Our goal in this phase of our project is to find shared matches whose SAINSBURY lines can be traced back prior to the 1720s. This would identify SAINSBURY families whose children were born around the time as our earliest known ancestor, Richard SAINSBURY. (Richard married Mary WILLIS in Portbury, Somerset in 1745. If we consider he may have been anywhere from 20 – 40 years old when he married, our ancestor would have been born between 1705 and 1725 — likely in Wiltshire, given the results from phase one of this project.)
When a shared match has a SAINSBURY ancestor it’s possible (even likely) that we all descend from a common ancestor on the SAINSBURY line. Additionally, the amount of DNA those matches share can provide a clue to when their shared ancestor was alive.
In genetic genealogy a match is considered to exist when a comparison of the DNA test results of two persons suggests there is a high probability of them sharing a common genetic ancestor within a relevant period of time.International Society of Genetic Genealogy
This week we found a strong shared match between two half third cousins from our family who themselves share 137 centimorgans (cM) of DNA across four segments. According to the shared cM project tool this amount of shared DNA is well above average for individuals who share this relationship. It is, therefore, a great starting point to look for others who share DNA with those two cousins and who may therefore descend from our Somerset ancestor’s siblings or cousins. (See this post for a diagram that explains this concept.)

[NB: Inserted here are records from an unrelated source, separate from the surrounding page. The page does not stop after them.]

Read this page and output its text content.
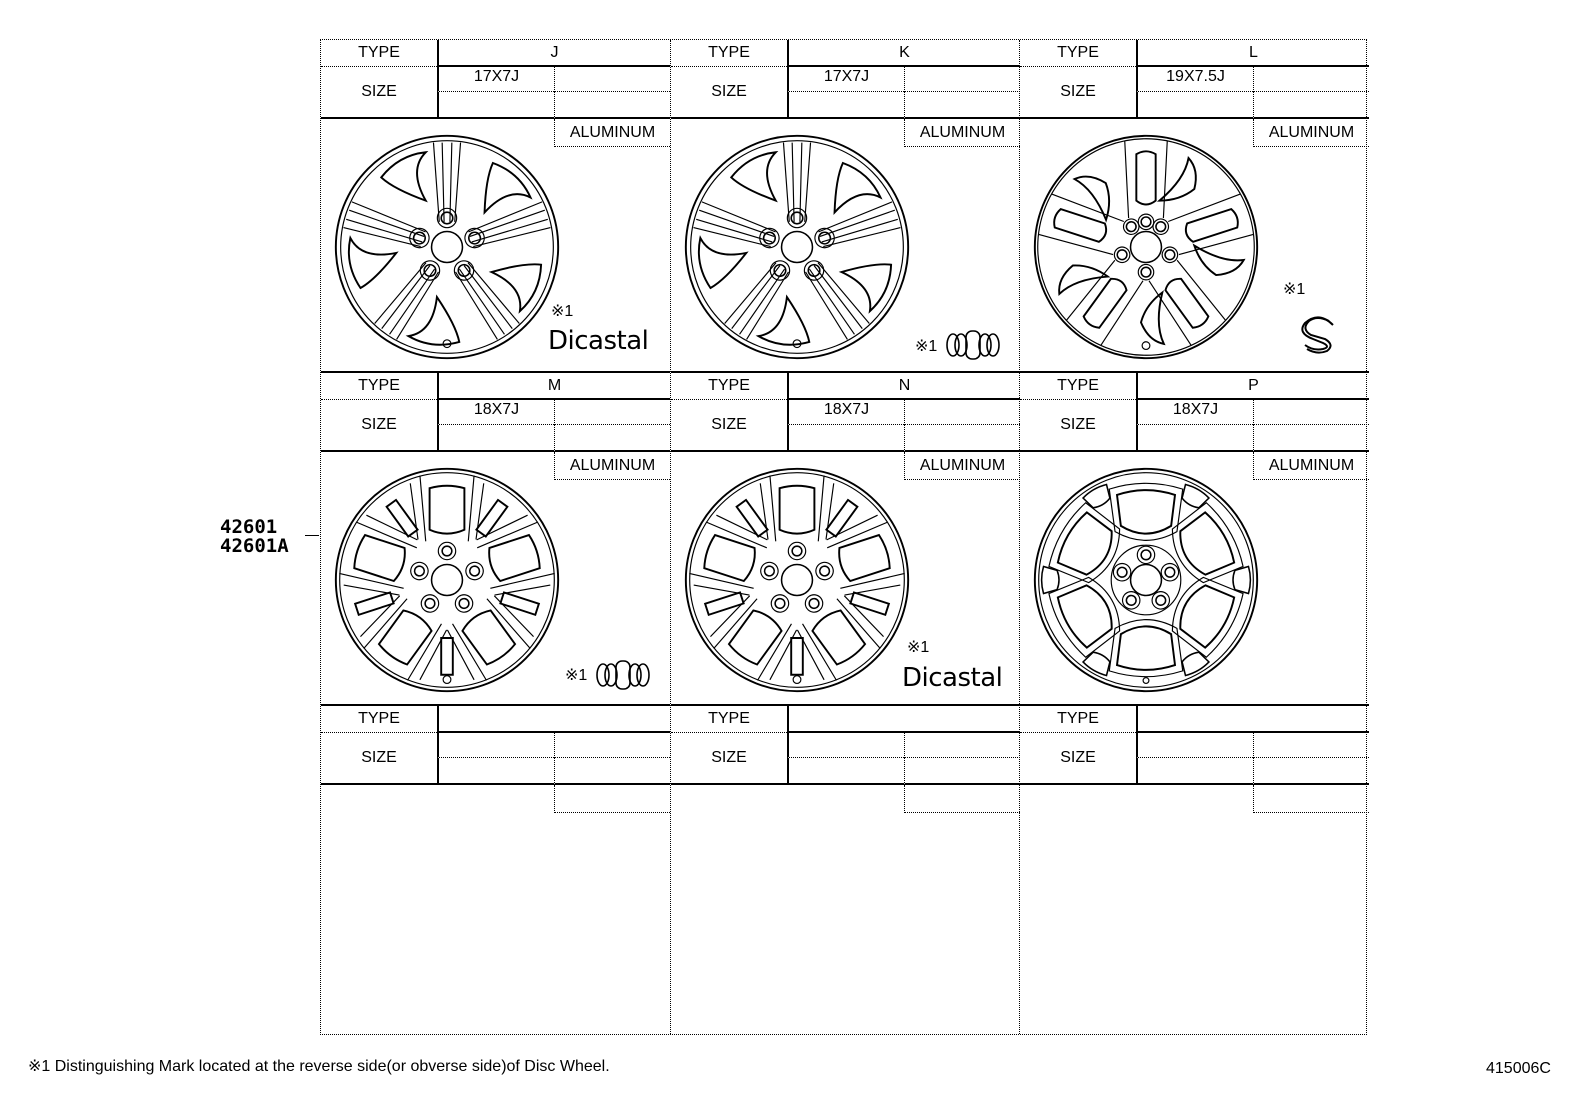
TYPE	J
SIZE
17X7J
※1
Dicastal
ALUMINUM
TYPE	M
SIZE
18X7J
※1
ALUMINUM
TYPE
SIZE
TYPE	K
SIZE
17X7J
※1
ALUMINUM
TYPE	N
SIZE
18X7J
※1
Dicastal
ALUMINUM
TYPE
SIZE
TYPE	L
SIZE
19X7.5J
※1
ALUMINUM
TYPE	P
SIZE
18X7J
ALUMINUM
TYPE
SIZE
42601
42601A
※1 Distinguishing Mark located at the reverse side(or obverse side)of Disc Wheel.	415006C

These third cousins share about 60 matches with more than 20 cM. Not all of them will be matches through the SAINSBURY line, but this week we found an early 18th-century SAINSBURY in the family tree of one of those matches. An Ancestry user in Australia who shares 26 cM of DNA with one of our cousins descends from a Martha SAINSBURY who lived in Corsley, Wiltshire in the 18th century.

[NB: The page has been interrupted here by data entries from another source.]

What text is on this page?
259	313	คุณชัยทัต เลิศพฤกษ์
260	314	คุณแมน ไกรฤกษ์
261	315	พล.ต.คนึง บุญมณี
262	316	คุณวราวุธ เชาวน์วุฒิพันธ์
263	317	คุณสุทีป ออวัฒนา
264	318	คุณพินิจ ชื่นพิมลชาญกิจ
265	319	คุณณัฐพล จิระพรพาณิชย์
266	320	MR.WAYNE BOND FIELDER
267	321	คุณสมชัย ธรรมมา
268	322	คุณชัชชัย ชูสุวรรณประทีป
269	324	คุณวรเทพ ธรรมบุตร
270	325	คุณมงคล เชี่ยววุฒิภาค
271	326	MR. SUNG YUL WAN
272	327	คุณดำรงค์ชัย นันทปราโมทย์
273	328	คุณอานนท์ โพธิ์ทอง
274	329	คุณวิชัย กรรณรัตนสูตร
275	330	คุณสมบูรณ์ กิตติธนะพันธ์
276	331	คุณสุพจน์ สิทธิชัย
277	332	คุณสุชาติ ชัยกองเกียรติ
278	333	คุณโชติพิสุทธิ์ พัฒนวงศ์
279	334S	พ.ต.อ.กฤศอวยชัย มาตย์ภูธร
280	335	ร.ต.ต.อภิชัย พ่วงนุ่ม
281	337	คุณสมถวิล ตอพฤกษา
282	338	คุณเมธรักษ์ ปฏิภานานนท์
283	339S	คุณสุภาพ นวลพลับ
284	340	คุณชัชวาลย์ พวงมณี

Martha SAINSBURY was probably baptized in 1737 in Codford St Peter, Wiltshire. She married Gabriel SPAREY in Corsley, Wiltshire in 1769 — a gardener from nearby Boyton, Wiltshire.

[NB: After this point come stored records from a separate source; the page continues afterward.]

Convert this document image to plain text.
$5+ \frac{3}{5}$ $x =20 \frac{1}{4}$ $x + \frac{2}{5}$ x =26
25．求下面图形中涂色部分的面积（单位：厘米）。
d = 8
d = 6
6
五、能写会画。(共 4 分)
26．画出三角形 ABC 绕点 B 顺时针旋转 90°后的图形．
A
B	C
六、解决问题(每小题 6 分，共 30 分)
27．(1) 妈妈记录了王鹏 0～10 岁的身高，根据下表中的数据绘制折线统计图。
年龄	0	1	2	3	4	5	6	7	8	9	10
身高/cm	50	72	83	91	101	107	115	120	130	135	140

One of their children was William SPAREY (b. 1772) whose daughter, Martha SPAREY (1791- ) married William MOODY (1784-1845) and had many children including Adam and Isaac. We have found DNA matches among our known SAINSBURY cousins to descendants of both of these men.
To return to Martha SAINSBURY (1737?-1811) who married Gabriel SPAREY in 1769. The results we’re finding suggest she could be a relatively close relation of our ancestor, Richard SAINSBURY (? – 1785).
More research and more DNA results and analysis are needed. But we’ve found some very suggestive DNA evidence by following the lead from that single shared match.
Disclaimer: As with any research project, when new evidence comes to light, former theories may change. This blog post includes theories and conclusions developed from the best available evidence at the time this post was written. It may be corroborated or refuted by later research. This post must therefore be considered in the context of all information presented in earlier and later posts.